Du désordre... aux ordres du Père

Du désordre… aux ordres du Père : La problématique

La vengeance est-elle le motif principal de cette pièce ? Yannick Butel répond : « Si Hamlet est bien une pièce dont le fondement reste la vengeance c’est parce qu’elle est le motif et l’embrayeur d’autres problèmes. Moins centre que périphérie, l’étude du thème de la vengeance se décline donc sous d’autres motifs et « le fait qu’Hamlet s’abstienne de couronner son triomphe par l’acte de vengeance […] réclame de toute évidence une explication » [J. Dover Wilson, p185]. La vengeance devient ainsi moins explicative que problématique. » (p48)

Dès lors, poursuit l’auteur, on déplace vers l’auteur de la pièce, ce qui fonde les hésitations du prince et on légitime son inaction par rapport aux méditations de Shakespeare. Yannick Butel fait la même chose à propos de la folie dans la note 21 des bas de pages 77 et 78 – «Au regard de quoi nous pourrions avancer que si la folie d’Hamlet est feinte, celle de Shakespeare est peut-être bien réelle et qu’il faut juste le talent de l’analyste [A. Green] pour lui donner un autre nom. Autrement dit, si la folie de Shakespeare est prouvée, elle est vraisemblablement insinuée dans le personnage d’Hamlet. »

La deux personnages « schizoïdes », Hamlet et Shakespeare, seraient en proie à un conflit intérieur qui, dans l’esprit du fils, deviendrait une conception audacieuse pour l’époque : la supériorité du châtiment légal sur la vengeance. On est loin du dénouement. Le doute, les scrupules de conscience du prince se substitueraient à l’ordre - du père ou du spectre ? Telle est la question. Ainsi devons nous saisir le rapport entre la parole du spectre et la pensée d’un vivant. « A commencer par celle qui prête au spectre la qualité de réfléchir l’insoupçonnable chez Hamlet » (p50)

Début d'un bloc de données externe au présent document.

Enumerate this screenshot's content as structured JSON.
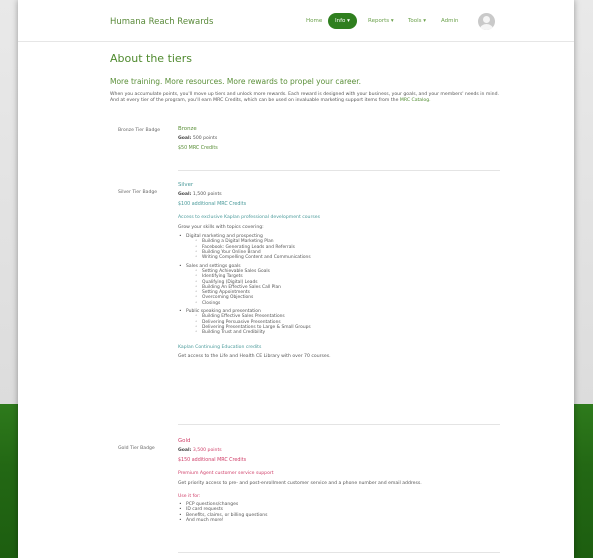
{
  "nav": {
    "brand": "Humana Reach Rewards",
    "items": [
      {
        "label": "Home"
      },
      {
        "label": "Info ▾"
      },
      {
        "label": "Reports ▾"
      },
      {
        "label": "Tools ▾"
      },
      {
        "label": "Admin"
      }
    ]
  },
  "page": {
    "title": "About the tiers",
    "subtitle": "More training. More resources. More rewards to propel your career.",
    "intro": "When you accumulate points, you'll move up tiers and unlock more rewards. Each reward is designed with your business, your goals, and your members' needs in mind. And at every tier of the program, you'll earn MRC Credits, which can be used on invaluable marketing support items from the",
    "intro_link": "MRC Catalog."
  },
  "tiers": {
    "bronze": {
      "badge": "Bronze Tier Badge",
      "name": "Bronze",
      "goal_label": "Goal:",
      "goal_value": " 500 points",
      "credits": "$50 MRC Credits"
    },
    "silver": {
      "badge": "Silver Tier Badge",
      "name": "Silver",
      "goal_label": "Goal:",
      "goal_value": " 1,500 points",
      "credits": "$100 additional MRC Credits",
      "access_link": "Access to exclusive Kaplan professional development courses",
      "grow_text": "Grow your skills with topics covering:",
      "topics": [
        {
          "name": "Digital marketing and prospecting",
          "items": [
            "Building a Digital Marketing Plan",
            "Facebook: Generating Leads and Referrals",
            "Building Your Online Brand",
            "Writing Compelling Content and Communications"
          ]
        },
        {
          "name": "Sales and settings goals",
          "items": [
            "Setting Achievable Sales Goals",
            "Identifying Targets",
            "Qualifying (Digital) Leads",
            "Building An Effective Sales Call Plan",
            "Setting Appointments",
            "Overcoming Objections",
            "Closings"
          ]
        },
        {
          "name": "Public speaking and presentation",
          "items": [
            "Building Effective Sales Presentations",
            "Delivering Persuasive Presentations",
            "Delivering Presentations to Large & Small Groups",
            "Building Trust and Credibility"
          ]
        }
      ],
      "ce_link": "Kaplan Continuing Education credits",
      "ce_text": "Get access to the Life and Health CE Library with over 70 courses."
    },
    "gold": {
      "badge": "Gold Tier Badge",
      "name": "Gold",
      "goal_label": "Goal:",
      "goal_value": " 3,500 points",
      "credits": "$150 additional MRC Credits",
      "support_link": "Premium Agent customer service support",
      "support_text": "Get priority access to pre- and post-enrollment customer service and a phone number and email address.",
      "use_label": "Use it for:",
      "uses": [
        "PCP questions/changes",
        "ID card requests",
        "Benefits, claims, or billing questions",
        "And much more!"
      ]
    }
  },
  "colors": {
    "brand_green": "#4f8a2e",
    "nav_active": "#2f7f1f",
    "silver_link": "#4a9a9a",
    "gold_link": "#d0406a"
  }
}
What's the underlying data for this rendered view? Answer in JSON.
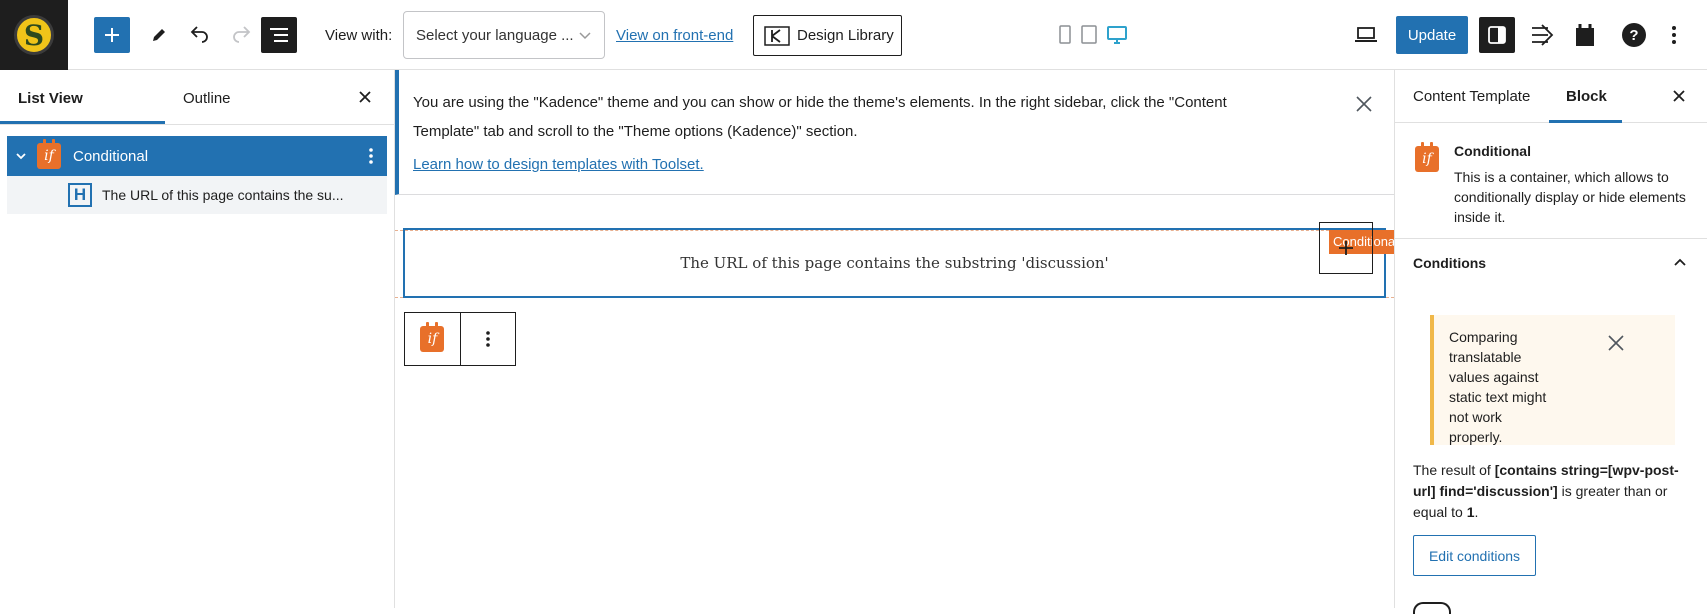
{
  "toolbar": {
    "logo_letter": "S",
    "view_with_label": "View with:",
    "language_placeholder": "Select your language ...",
    "front_end_link": "View on front-end",
    "design_library_label": "Design Library",
    "update_label": "Update",
    "accent_color": "#2271b1"
  },
  "left_panel": {
    "tabs": [
      {
        "label": "List View",
        "active": true
      },
      {
        "label": "Outline",
        "active": false
      }
    ],
    "items": [
      {
        "label": "Conditional",
        "icon": "conditional-icon",
        "selected": true
      },
      {
        "label": "The URL of this page contains the su...",
        "icon": "heading-icon",
        "selected": false
      }
    ]
  },
  "notice": {
    "text": "You are using the \"Kadence\" theme and you can show or hide the theme's elements. In the right sidebar, click the \"Content Template\" tab and scroll to the \"Theme options (Kadence)\" section.",
    "link": "Learn how to design templates with Toolset."
  },
  "canvas": {
    "block_text": "The URL of this page contains the substring 'discussion'",
    "block_tag": "Conditional",
    "tag_color": "#e8702a"
  },
  "right_panel": {
    "tabs": [
      {
        "label": "Content Template",
        "active": false
      },
      {
        "label": "Block",
        "active": true
      }
    ],
    "block_title": "Conditional",
    "block_description": "This is a container, which allows to conditionally display or hide elements inside it.",
    "conditions_title": "Conditions",
    "warning_text": "Comparing translatable values against static text might not work properly.",
    "result_prefix": "The result of ",
    "result_expression": "[contains string=[wpv-post-url] find='discussion']",
    "result_middle": " is greater than or equal to ",
    "result_value": "1",
    "result_suffix": ".",
    "edit_button": "Edit conditions"
  }
}
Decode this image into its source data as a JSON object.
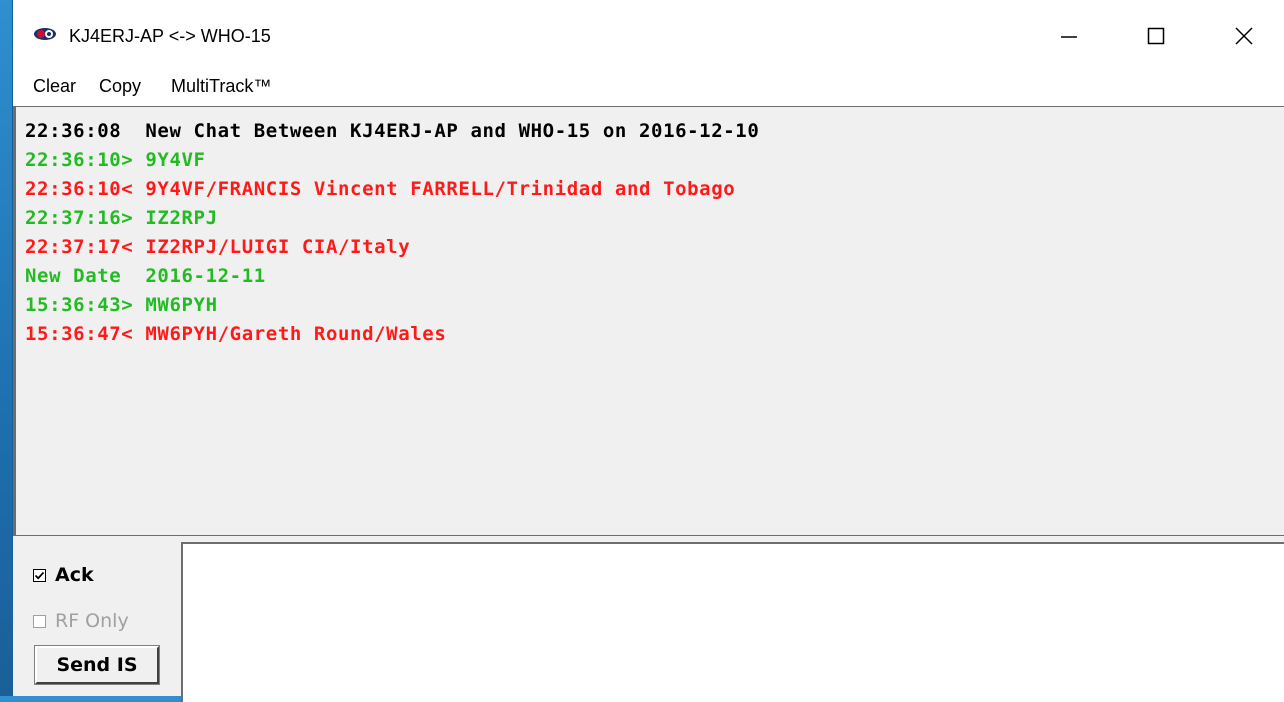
{
  "window": {
    "title": "KJ4ERJ-AP <-> WHO-15",
    "controls": {
      "minimize_icon": "minimize-icon",
      "maximize_icon": "maximize-icon",
      "close_icon": "close-icon"
    }
  },
  "menu": {
    "items": [
      {
        "label": "Clear"
      },
      {
        "label": "Copy"
      },
      {
        "label": "MultiTrack™"
      }
    ]
  },
  "log": {
    "lines": [
      {
        "text": "22:36:08  New Chat Between KJ4ERJ-AP and WHO-15 on 2016-12-10",
        "color": "#000000"
      },
      {
        "text": "22:36:10> 9Y4VF",
        "color": "#22bb22"
      },
      {
        "text": "22:36:10< 9Y4VF/FRANCIS Vincent FARRELL/Trinidad and Tobago",
        "color": "#ff1a1a"
      },
      {
        "text": "22:37:16> IZ2RPJ",
        "color": "#22bb22"
      },
      {
        "text": "22:37:17< IZ2RPJ/LUIGI CIA/Italy",
        "color": "#ff1a1a"
      },
      {
        "text": "New Date  2016-12-11",
        "color": "#22bb22"
      },
      {
        "text": "15:36:43> MW6PYH",
        "color": "#22bb22"
      },
      {
        "text": "15:36:47< MW6PYH/Gareth Round/Wales",
        "color": "#ff1a1a"
      }
    ]
  },
  "controls": {
    "ack_label": "Ack",
    "ack_checked": true,
    "rf_only_label": "RF Only",
    "rf_only_checked": false,
    "send_button_label": "Send IS",
    "message_input_value": ""
  }
}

Hamlet devient la drame de l’usurpation, le drame de la succession, que Jean Paris inscrit dans « une esthétique du crime, dans le cycle de la tragédie où les fils vengent la mort des pères.(p51) » L’origine réelle du drame tient à la présence du spectre signe d’un désordre ancien. C’est le retour au pouvoir du jeune Fortinbras qui expliquerait le retard de l’action – pour que soit rétablit l’ordre des choses.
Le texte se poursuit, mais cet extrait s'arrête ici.